Marktbeobachtung und Marketing Controlling sind wesentliche Tätigkeiten für ein strategisch ausgerichtetes Marketing. Beide Disziplinen liefern wichtige Daten zur Optimierung der Marketingmaßnahmen. Und beide machen Trends und Erfolge sichtbar.

Das problem bei der Marktbeobachtung

Viele kleinere Unternehmer behaupten frei aus sich heraus, sie wüssten, wie sich ihr Markt verhält. Sie wüssten, wohin der Trend zeigt. Doch wir neigen alle dazu, nur das sehen zu wollen, was uns ins Konzept passt. So verhält es sich nämlich, wenn wir eine bestimmte Automarke im Visier haben, dann sehen wir nur diese auf der Straße. Wenn wir Eltern werden, nehmen wir die Babies um uns herum wahr. Und wenn wir Urlaub in Kroatien planen, fallen uns die Kroatien-Angebote auf. Genauso verhält es sich mit der eigenen, subjektiven Marktbeobachtung. Wir sehen einfach die Bäume vor lauter Wald nicht und konzentrieren uns auf den Tunnelblick. Und den interpretieren wir für uns um, und sagen, wir kennen uns eh aus, haben eh den Überblick.

Darüber hinaus nimmt das Alltagsgeschäft den Großteil der Zeit in Anspruch. Und justament zur wichtigsten Fachmesse überhaupt, muss man einen Auftrag fertigstellen oder sich mit einem wichtigen Kunden treffen. Was wird gestrichen? Der Besuch der Fachmesse natürlich. Schließlich ist einem der Kunde, oder der wichtige Auftrag näher, als Zeit auf einer Messe zu verbringen.

Wie lösen die Unternehmen das Zeitproblem und den Tunnelblick?

Ich kenne viele Unternehmen, die dieses Problem mit der fehlenden Zeit für eine Fachmesse damit lösen, diese einfach nicht zu besuchen. Sie schicken auch keine ihrer Mitarbeiter dorthin, mit dem Auftrag, die Informationen einzusammeln. Schon gar nicht scheint man auf die Idee zu kommen, die Marketingverantwortlichen mit einem Fachmesse-Besuch zur Trendrecherche zu betrauen. Wenn der Chef nicht selbst diese besucht, hat keiner sie zu besuchen, so ein häufiges Motto.

Dieses Verhalten stellt jedoch einen schweren Fehler dar, der den Tunnelblick nur noch weiter verstärkt. Denn, solange die Unternehmensinhaber eine Messe nur besuchen, um dort Kollegen zu treffen, wird es sich bei einem solchen Besuch nur wenig um Marktbeobachtung handeln. Man fühlt sich in seiner Sicht bestätigt und legt das auf Marktkenntnis um. Falsch. Fehler. Gefährlich. Absolutes no-Go.

Wie kann die Lösung für Marktbeobachtung aussehen?

Eine objektive Marktbeobachtung, die den Tunnelblick weitestgehend vermeidet, wird extern zugekauft. Oder man betraut den Marketingverantwortlichen im Betrieb, unterstützt durch externe Beratung, eine laufende Marktbeobachtung durchzuführen.

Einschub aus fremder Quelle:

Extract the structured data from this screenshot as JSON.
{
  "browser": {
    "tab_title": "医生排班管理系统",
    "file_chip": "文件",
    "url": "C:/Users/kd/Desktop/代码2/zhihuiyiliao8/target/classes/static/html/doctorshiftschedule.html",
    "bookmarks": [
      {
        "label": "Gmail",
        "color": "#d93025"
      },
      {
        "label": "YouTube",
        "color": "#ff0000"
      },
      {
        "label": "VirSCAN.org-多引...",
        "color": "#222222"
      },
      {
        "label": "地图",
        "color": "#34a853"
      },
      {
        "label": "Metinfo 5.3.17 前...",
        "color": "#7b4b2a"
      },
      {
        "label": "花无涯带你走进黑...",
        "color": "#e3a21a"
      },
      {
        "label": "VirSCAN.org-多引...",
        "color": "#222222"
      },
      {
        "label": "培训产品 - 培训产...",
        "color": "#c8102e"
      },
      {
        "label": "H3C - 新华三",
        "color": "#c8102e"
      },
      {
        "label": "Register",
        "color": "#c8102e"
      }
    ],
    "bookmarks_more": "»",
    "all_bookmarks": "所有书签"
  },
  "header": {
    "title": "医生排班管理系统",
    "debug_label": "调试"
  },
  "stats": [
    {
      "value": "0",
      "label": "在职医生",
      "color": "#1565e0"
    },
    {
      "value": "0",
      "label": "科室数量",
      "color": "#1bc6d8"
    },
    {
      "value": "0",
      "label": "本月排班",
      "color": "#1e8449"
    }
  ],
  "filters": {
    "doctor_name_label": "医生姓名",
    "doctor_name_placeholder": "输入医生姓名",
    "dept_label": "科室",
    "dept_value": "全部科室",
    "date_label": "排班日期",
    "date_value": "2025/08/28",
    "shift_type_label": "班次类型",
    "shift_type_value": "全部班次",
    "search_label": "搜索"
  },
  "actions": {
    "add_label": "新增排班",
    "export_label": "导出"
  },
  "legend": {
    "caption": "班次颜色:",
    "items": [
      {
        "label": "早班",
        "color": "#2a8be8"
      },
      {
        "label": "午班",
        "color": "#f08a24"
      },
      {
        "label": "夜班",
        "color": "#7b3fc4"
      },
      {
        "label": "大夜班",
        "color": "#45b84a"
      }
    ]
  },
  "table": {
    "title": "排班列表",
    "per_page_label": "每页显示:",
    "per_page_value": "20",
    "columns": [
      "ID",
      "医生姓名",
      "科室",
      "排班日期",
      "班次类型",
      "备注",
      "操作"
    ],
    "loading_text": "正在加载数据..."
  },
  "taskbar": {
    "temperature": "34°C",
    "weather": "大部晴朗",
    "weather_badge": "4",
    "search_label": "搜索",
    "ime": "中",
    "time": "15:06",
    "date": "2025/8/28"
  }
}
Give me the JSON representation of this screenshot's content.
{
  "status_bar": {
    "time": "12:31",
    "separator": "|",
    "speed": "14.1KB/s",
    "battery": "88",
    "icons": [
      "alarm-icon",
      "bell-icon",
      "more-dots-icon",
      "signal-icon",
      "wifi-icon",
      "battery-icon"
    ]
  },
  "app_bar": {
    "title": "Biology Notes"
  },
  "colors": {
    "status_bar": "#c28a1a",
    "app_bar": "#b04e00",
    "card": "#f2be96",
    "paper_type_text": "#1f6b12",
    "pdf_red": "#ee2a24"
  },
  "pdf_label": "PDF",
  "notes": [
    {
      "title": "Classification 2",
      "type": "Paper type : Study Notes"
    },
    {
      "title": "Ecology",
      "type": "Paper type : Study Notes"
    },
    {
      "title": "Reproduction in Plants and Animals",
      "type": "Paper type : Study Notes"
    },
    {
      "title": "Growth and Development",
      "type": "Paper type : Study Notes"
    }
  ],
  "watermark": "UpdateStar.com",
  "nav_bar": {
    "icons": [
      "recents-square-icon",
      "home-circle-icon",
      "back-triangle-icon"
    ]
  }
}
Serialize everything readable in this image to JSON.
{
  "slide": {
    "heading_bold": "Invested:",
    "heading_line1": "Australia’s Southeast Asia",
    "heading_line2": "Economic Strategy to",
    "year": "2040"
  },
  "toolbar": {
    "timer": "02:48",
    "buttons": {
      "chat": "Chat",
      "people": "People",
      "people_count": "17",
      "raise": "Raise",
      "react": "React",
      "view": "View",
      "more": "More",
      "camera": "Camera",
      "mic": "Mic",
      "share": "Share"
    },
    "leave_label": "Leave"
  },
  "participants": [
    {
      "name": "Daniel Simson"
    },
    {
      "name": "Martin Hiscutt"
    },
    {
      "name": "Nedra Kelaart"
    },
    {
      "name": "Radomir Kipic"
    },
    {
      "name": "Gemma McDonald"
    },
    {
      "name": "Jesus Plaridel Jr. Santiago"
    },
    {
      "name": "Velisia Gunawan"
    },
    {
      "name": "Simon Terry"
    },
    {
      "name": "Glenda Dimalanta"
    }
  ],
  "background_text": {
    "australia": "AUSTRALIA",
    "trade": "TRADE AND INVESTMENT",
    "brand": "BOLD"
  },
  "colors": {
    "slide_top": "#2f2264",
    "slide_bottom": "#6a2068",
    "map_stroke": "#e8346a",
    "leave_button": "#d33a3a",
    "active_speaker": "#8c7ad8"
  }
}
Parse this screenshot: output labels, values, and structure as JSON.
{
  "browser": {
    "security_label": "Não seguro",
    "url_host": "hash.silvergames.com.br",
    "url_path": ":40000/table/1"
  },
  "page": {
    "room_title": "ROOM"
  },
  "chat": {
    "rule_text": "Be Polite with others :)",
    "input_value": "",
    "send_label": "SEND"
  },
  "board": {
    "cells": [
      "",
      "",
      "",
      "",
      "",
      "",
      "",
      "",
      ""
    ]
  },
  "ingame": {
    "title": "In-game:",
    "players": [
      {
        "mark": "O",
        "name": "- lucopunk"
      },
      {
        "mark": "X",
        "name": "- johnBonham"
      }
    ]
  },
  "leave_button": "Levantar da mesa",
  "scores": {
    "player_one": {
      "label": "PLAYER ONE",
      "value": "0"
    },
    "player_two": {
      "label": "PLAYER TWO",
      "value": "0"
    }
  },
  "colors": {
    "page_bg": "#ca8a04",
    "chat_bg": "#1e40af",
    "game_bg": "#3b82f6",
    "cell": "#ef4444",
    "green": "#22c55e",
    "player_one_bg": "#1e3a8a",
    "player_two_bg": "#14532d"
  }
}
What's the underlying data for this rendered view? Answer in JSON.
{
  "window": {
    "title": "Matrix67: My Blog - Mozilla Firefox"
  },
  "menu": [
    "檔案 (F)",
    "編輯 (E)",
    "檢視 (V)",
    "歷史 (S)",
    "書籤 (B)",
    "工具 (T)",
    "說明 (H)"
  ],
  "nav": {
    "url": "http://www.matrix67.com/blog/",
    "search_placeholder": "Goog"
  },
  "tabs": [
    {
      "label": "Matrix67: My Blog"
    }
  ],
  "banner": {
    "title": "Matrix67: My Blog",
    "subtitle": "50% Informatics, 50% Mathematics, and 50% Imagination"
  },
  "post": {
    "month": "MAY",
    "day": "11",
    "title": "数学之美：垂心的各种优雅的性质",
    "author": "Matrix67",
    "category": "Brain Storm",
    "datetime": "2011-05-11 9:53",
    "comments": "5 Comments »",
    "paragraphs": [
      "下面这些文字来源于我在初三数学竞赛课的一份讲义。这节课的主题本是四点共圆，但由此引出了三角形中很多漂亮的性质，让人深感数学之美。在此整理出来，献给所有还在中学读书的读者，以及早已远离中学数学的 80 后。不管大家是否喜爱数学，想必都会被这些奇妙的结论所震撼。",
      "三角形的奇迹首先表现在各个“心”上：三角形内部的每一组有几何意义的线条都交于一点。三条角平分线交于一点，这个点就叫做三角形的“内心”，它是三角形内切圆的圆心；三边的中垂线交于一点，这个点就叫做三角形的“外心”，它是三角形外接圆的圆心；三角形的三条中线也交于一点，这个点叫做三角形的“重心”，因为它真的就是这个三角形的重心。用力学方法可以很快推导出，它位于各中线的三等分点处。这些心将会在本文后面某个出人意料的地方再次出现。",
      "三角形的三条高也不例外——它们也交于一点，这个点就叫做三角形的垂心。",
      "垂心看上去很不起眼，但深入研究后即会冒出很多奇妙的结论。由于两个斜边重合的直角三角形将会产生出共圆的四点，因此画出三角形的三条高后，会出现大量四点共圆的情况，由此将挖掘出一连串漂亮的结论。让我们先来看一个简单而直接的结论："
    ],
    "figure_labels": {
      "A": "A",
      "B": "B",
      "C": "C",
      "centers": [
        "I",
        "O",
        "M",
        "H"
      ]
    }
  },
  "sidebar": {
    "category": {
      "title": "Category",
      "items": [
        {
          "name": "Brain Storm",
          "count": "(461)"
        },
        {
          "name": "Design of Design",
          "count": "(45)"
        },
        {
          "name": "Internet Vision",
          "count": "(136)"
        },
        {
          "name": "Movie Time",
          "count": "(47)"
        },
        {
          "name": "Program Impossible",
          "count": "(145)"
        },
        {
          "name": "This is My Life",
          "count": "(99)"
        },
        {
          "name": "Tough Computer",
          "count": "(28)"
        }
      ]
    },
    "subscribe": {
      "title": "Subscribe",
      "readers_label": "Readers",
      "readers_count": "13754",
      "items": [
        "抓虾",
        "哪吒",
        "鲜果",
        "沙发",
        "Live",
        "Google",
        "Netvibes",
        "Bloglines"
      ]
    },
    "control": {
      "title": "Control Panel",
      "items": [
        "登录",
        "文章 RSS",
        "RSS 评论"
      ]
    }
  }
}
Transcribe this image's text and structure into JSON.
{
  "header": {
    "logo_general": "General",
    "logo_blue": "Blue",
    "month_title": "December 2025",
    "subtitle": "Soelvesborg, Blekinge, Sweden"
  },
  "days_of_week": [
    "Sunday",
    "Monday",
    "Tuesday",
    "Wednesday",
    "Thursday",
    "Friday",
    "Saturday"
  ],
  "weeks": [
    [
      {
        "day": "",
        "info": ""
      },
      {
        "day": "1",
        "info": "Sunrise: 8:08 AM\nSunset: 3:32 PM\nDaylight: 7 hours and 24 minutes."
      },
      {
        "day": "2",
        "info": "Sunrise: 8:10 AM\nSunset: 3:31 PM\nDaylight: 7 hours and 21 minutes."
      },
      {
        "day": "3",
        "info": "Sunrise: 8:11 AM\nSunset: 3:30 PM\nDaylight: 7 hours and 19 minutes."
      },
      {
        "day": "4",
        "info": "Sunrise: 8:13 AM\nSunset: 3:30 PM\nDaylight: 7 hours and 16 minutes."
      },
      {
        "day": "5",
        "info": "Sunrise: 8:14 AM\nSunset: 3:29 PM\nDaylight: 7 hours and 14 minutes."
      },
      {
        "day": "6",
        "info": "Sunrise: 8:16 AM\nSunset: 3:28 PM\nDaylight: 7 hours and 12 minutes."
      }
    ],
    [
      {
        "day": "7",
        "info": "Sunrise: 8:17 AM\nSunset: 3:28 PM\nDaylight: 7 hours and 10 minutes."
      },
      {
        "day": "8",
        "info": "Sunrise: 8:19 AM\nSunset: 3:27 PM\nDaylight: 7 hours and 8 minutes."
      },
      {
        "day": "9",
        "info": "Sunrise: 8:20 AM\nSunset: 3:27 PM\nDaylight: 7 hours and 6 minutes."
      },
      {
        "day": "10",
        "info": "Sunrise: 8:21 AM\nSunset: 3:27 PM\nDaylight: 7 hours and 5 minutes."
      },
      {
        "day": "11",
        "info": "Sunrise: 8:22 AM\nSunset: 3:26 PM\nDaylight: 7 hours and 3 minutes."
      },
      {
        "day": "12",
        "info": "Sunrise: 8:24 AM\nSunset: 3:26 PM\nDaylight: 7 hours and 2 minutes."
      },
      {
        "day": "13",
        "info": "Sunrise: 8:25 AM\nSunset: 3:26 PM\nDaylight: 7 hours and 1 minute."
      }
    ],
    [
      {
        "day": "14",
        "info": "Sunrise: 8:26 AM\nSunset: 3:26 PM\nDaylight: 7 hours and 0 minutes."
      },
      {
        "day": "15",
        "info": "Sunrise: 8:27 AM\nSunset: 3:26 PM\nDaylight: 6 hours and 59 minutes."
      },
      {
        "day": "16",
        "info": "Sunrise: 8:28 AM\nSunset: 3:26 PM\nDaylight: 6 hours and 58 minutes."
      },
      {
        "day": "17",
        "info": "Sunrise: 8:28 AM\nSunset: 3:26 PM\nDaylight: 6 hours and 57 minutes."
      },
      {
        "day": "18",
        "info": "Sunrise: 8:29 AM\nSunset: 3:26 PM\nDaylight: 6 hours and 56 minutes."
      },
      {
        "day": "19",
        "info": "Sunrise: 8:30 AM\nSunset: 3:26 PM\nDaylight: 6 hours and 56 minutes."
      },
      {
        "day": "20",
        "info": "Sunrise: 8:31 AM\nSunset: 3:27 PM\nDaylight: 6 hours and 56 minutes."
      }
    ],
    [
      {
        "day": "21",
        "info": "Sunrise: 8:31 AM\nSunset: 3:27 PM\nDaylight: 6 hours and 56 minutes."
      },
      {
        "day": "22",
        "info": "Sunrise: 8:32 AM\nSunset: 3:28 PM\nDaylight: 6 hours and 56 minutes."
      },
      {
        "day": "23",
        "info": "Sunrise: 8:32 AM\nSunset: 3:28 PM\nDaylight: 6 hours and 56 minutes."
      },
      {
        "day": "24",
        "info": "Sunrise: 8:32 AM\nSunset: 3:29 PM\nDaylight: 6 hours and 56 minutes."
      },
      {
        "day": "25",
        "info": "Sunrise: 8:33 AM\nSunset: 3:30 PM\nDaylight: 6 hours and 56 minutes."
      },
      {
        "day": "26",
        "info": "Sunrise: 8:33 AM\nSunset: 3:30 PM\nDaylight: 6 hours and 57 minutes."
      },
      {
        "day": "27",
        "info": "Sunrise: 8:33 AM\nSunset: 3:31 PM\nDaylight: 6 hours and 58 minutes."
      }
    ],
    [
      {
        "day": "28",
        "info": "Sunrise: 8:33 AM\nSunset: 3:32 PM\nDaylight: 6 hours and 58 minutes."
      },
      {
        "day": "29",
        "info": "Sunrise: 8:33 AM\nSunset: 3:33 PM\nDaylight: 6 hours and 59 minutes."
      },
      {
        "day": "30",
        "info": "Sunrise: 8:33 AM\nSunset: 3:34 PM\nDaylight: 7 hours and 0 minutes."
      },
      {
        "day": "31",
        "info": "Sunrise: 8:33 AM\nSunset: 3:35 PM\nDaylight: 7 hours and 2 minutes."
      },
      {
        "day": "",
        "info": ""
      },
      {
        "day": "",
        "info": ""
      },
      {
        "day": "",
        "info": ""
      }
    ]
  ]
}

Eine Marktbeobachtung läuft immer über einen längeren Zeitraum. Im Gegensatz zur Marktanalyse, die eine Momentaufnahme der Situation des Marktes darstellt.

Angelika Wohofsky

Ich habe als Socialmedia Manager eines Mittelstandsunternehmens den Markt begleitend zu meiner Arbeit beobachtet. Um Trends und Themen zu erkennen, die wir im Content Marketing dann verwendeten. Und wenn ich Messen für meinen Arbeitgeber besuchte, dann sah ich mir die Veranstaltungen des Rahmenprogramms an. Zudem bin ich im Besitz eines internationalen Presseausweises und kann mich so auch für Presseveranstaltungen zu solchen Fachmessen akkreditieren. Denn auf diesen laufen wieder völlig andere Infos und man erhält Zugang zu Branchenstudien. An solche Informationen kommt man als einfacher Messebesucher halt nicht dran. Die bekommt man höchstens gefiltert in Zeitungen und Fachmagazinen im Nachhinein zu lesen. Ich will aber die ungefilterten Infos haben, wenn ich den Markt beobachte. Weil ich damit die Objektivität meiner Ergebnisse erhöhe.